Put it like this, and you see the preposterousness of the tax.
However, I don't wish to be completely and emphatically cynical to those who voted against its abolition. It is not plainly black and white. The tax is actually one levied by the EU, and five per cent is the absolute minimum that can be charged under their conditions (this minimum was imposed by Labour in 2000).
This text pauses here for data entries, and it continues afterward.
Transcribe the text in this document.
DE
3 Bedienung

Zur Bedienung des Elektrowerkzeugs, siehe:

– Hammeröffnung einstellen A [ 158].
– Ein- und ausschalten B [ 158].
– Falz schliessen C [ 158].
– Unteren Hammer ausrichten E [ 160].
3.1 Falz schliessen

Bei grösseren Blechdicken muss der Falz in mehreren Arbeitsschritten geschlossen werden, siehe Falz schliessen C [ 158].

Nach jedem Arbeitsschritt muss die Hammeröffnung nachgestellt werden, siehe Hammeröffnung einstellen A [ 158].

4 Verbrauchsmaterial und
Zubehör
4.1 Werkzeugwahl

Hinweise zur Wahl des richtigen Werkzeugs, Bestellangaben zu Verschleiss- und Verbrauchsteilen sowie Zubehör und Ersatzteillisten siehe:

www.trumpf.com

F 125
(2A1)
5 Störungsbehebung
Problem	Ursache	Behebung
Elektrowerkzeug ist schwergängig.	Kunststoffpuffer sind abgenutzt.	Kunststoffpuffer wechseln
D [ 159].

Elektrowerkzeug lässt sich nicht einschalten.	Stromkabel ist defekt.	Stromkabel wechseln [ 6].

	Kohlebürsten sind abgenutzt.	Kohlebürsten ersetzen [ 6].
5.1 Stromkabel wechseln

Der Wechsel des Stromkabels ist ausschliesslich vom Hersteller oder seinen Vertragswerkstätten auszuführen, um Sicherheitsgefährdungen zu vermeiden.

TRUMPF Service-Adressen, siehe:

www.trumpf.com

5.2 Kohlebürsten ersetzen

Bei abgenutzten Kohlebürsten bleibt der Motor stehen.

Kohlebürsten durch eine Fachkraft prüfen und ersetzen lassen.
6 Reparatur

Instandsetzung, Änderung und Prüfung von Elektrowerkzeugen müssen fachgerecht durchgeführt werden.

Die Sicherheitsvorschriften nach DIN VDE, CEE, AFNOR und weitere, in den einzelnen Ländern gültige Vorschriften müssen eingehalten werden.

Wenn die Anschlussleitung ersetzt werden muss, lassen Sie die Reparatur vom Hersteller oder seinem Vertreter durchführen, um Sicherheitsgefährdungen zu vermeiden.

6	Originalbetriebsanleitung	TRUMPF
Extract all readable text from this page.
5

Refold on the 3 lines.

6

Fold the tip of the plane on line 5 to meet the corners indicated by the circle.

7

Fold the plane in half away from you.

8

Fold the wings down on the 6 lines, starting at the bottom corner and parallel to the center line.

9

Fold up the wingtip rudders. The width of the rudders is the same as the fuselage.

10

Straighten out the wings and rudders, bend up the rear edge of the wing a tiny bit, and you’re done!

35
To remove the tax in the UK Mr Osborne would have to publish a strategy for negotiating its removal with the other EU states.
Be that as it may, the fact that he and most other Tories voted against the amendment echoes one distinct view: "we just can't be arsed with the hassle".
What we have instead is a well-meaning but albeit token gesture from Tory MP David Gauke, who has promised he will "raise the issue with the European Commission and other member states setting out our views that it should be possible for member states to apply a zero-rate to sanitary products".
This is nothing like the proactive and liberal stance that the UK could have taken had they actually already voted against the tax.
In my opinion, Cameron's government has missed a trick; making significant moves to preserve gender equality could have had sizeable benefits to a ministry that has been oft-criticised for being harsh and uncaring.
The tax itself was introduced in the UK following their joining of the European Common Market in 1973. The Sex Discrimination Act wasn't until 1975. This means that the UK is currently continuing to charge a sexist tax introduced prior to one of the first major steps in creating gender equality.
It's equivalent to continuing to employ a law regarding the rights of black people that was introduced before the abolition of the slave trade. In other words, it is entirely absurd.
But apparently, the majority of our parliament thinks not. Those in the upper echelons need to have an epiphany and drag Britain, and if needs be Europe, into the 21st century.